It was a day that began with the remarkable double medal haul for the Brownlee brothers and peaked with one of the most thrilling hours in the history of British cycling after a first ever gold for Team GB in the dressage.
Day 11 of London 2012 was another glorious landmark in the history of sport in Great Britain – and it saw Our Greatest Team confirm they are just that by taking our gold medal tally to an astonishing 22, surpassing the 19 won in Beijing’s medal tally of 47.
With five days remaining Team GB have already won 48 medals, making this our best Games since 1908 when Britain won 56 golds but provided a third of the athletes.

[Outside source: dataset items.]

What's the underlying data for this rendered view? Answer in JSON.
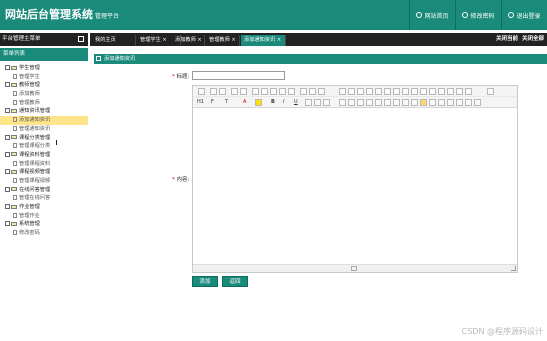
{
  "header": {
    "title": "网站后台管理系统",
    "subtitle": "管理平台",
    "buttons": [
      {
        "label": "网站首页",
        "icon": "home-icon"
      },
      {
        "label": "修改密码",
        "icon": "key-icon"
      },
      {
        "label": "退出登录",
        "icon": "power-icon"
      }
    ]
  },
  "sidebar": {
    "top_label": "平台管理主菜单",
    "section_label": "菜单列表",
    "tree": [
      {
        "label": "学生管理",
        "level": 1
      },
      {
        "label": "管理学生",
        "level": 2
      },
      {
        "label": "教师管理",
        "level": 1
      },
      {
        "label": "添加教师",
        "level": 2
      },
      {
        "label": "管理教师",
        "level": 2
      },
      {
        "label": "通知资讯管理",
        "level": 1
      },
      {
        "label": "添加通知资讯",
        "level": 2,
        "selected": true
      },
      {
        "label": "管理通知资讯",
        "level": 2
      },
      {
        "label": "课程分类管理",
        "level": 1
      },
      {
        "label": "管理课程分类",
        "level": 2
      },
      {
        "label": "课程资料管理",
        "level": 1
      },
      {
        "label": "管理课程资料",
        "level": 2
      },
      {
        "label": "课程视频管理",
        "level": 1
      },
      {
        "label": "管理课程视频",
        "level": 2
      },
      {
        "label": "在线问答管理",
        "level": 1
      },
      {
        "label": "管理在线问答",
        "level": 2
      },
      {
        "label": "作业管理",
        "level": 1
      },
      {
        "label": "管理作业",
        "level": 2
      },
      {
        "label": "系统管理",
        "level": 1
      },
      {
        "label": "修改密码",
        "level": 2
      }
    ]
  },
  "tabs": {
    "items": [
      {
        "label": "我的主页",
        "closable": false
      },
      {
        "label": "管理学生",
        "closable": true
      },
      {
        "label": "添加教师",
        "closable": true
      },
      {
        "label": "管理教师",
        "closable": true
      },
      {
        "label": "添加通知资讯",
        "closable": true,
        "active": true
      }
    ],
    "close_current": "关闭当前",
    "close_all": "关闭全部"
  },
  "form": {
    "panel_title": "添加通知资讯",
    "title_label": "标题:",
    "title_value": "",
    "content_label": "内容:",
    "required_mark": "*",
    "submit_label": "添加",
    "back_label": "返回"
  },
  "editor": {
    "heading_label": "H1",
    "font_family_label": "F",
    "font_size_label": "T",
    "font_color_label": "A",
    "bold": "B",
    "italic": "I",
    "underline": "U"
  },
  "watermark": "CSDN @程序源码设计",
  "colors": {
    "accent": "#1a8a7a",
    "dark_bar": "#222222",
    "selected_row": "#ffe58a"
  }
}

When Alistair Brownlee struck gold in the triathlon and was followed home by his younger brother Jonathan, who took the bronze, it was only the start of something special.
Laura Bechtolsheimer, Carl Hester and Charlotte Dujardin became Britian’s first Olympic champions in the dressage when they took the gold ahead of rivals Germany.
But the greatest hour of the day for me, rivalling anything we have seen at these Games, came at the Velodrome where Laura Trott, Victoria Pendleton and Sir Chris Hoy provided courage, pulsating drama and the best of British sporting excellence to bring the curtain down on a remarkable cycling competition.
For Pendleton there was the pain of defeat to her arch rival Anna Mears as she lost her Olympic sprint title in the final, her last ever race. But the sheer brilliance of our most successful women’s cyclist, who had already won gold in the keirin, was matched by her dignity and good sportsmanship when she was wrongly denied by the officials after winning the first pivotal leg of the final.
That drama came hot on the heels of a second breathtaking gold medal triumph for 20-year-old Laura Trott, one of the new generation of young women inspired to take up the sport by Pendleton. Born with a collapsed lung and suffering from asthma, the raw enthusiasm, unrestrained delight and absolute modesty of this young woman is one of the most inspiring stories of London 2012.
Both Trott and Pendleton are outstanding role models for the women of Great Britain. And in Sir Chris Hoy, who was to follow them onto the track with a truly moving finale, we have in my opinion the greatest sporting role model for our men.
Defending his title in the keirin to win his sixth gold medal certainly confirmed him as track cycling’s greatest sprinter of all time.
With gold on the first night of the track cycling in the men’s team sprint, Hoy’s triumph in his final olympic race was the perfect finale for Team GB. It took him past rowing great Sir Steve Redgrave’s five gold medals, and with a silver from Sydney 2000, he equals Bradley Wiggins’s record total of seven medals.
But it is the humility and enormous modesty of the man as well as his brilliance that rightly makes him one of the all-time great sporting heroes. I have met many of the world’s most famous sporting stars over the past 30 years. But never have I met a sportsman who is a more perfect role model than Sir Chris.
Watching the 36-year-old Scot dig deep and fight back to cross the line first after momentarily being overtaken by Germany’s Maximilian Levy in the final sprint was a sporting moment to cherish. And I defy anyone who loves sport who watched the great man collect his gold medal not to share a tear of joy with this modern day braveheart.